Sábado 29 de Diciembre de 2012
El gobierno de Margaret Thatcher realmente analizó qué repercusiones podía llegar a tener un ataque al territorio continental argentino durante la guerra de las Malvinas en 1982, y se barajaron varios objetivos de la Patagonia, según consta en algunos de los documentos desclasificados ayer por el Foreign Office.
Uno de esos documentos revela que John Coles, secretario privado de Thatcher, le pidió a la Cancillería que buscara información de inteligencia e indagara qué reacciones provocaría Gran Bretaña si tomaba "pasos nuevos y dramáticos" como un bombardeo a la Argentina continental, aunque aclaraba también que la primera ministra no estaba pensando en eso.
Otra nota, del 2 de mayo de 1982, mencionaba eventuales objetivos continentales e incluso la posibilidad de concretar aterrizajes en la Patagonia, aunque advertía que cualquier medida de ese tipo dañaría "gravemente" el respaldo a Gran Bretaña.

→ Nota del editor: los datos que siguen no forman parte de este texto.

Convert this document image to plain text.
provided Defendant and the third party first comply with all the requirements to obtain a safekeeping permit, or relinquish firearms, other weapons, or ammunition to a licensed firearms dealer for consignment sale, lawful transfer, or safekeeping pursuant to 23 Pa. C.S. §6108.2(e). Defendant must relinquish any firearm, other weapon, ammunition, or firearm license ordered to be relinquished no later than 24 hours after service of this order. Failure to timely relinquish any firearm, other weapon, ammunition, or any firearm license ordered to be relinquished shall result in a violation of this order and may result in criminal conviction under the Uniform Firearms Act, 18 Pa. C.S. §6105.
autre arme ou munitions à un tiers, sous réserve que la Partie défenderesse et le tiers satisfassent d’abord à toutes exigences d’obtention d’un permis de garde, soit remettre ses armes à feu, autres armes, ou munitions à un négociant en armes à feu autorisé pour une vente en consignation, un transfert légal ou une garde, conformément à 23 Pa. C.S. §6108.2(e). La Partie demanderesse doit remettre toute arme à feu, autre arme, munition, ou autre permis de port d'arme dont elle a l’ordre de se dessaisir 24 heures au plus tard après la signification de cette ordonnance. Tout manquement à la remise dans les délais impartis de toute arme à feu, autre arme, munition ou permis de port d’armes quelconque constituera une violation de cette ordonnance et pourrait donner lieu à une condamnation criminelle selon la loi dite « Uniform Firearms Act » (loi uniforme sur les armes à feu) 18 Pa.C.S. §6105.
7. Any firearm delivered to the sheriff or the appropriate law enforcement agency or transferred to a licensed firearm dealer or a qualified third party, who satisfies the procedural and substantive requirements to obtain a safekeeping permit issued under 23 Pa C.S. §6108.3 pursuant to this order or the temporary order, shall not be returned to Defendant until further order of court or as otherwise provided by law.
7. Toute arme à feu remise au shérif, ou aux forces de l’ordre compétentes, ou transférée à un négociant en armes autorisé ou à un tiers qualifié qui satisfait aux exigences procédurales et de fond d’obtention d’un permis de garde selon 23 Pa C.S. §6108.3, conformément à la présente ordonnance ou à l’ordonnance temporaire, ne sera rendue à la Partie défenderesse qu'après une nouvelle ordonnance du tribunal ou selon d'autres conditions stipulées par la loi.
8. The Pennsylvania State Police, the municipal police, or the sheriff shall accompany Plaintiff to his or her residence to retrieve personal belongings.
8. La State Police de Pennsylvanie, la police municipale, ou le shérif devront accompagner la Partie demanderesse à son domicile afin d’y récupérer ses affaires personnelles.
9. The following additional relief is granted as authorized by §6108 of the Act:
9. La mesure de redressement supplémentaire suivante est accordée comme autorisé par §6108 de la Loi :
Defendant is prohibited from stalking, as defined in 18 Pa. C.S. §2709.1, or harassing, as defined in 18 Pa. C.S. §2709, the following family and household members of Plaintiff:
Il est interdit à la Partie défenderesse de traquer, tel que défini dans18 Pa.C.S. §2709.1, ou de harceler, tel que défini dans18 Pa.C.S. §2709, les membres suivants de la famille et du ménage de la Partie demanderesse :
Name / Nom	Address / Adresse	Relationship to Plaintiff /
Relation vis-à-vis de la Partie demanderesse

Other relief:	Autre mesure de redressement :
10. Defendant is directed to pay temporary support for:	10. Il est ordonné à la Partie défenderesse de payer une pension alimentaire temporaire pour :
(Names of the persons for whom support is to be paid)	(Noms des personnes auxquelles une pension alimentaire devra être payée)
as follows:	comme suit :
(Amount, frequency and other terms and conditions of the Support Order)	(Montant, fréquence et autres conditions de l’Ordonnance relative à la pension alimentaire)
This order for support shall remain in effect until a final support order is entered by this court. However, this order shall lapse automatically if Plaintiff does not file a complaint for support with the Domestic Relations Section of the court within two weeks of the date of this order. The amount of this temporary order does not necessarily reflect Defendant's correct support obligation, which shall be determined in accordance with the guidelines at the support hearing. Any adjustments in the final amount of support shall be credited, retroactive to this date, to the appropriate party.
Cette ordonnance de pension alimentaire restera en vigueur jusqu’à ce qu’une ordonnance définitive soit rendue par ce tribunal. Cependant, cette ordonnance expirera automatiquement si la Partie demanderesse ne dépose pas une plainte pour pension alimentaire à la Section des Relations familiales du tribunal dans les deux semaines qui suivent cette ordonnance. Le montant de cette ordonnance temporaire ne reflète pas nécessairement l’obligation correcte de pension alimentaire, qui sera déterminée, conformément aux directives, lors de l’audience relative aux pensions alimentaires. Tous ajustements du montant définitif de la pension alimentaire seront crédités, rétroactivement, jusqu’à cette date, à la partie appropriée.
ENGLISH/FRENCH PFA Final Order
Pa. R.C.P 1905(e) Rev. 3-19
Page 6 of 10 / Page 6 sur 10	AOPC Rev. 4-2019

Un tercer documento fue emitido el 11 de mayo de 1982 por el Ministerio de Defensa. Ese texto analizaba la posibilidad de atacar aeropuertos militares argentinos de la Patagonia, pero destacaba que, para inutilizarlos, haría falta un bombardeo muy grande y, al mismo tiempo, "un muy alto grado de precisión" para evitar víctimas civiles.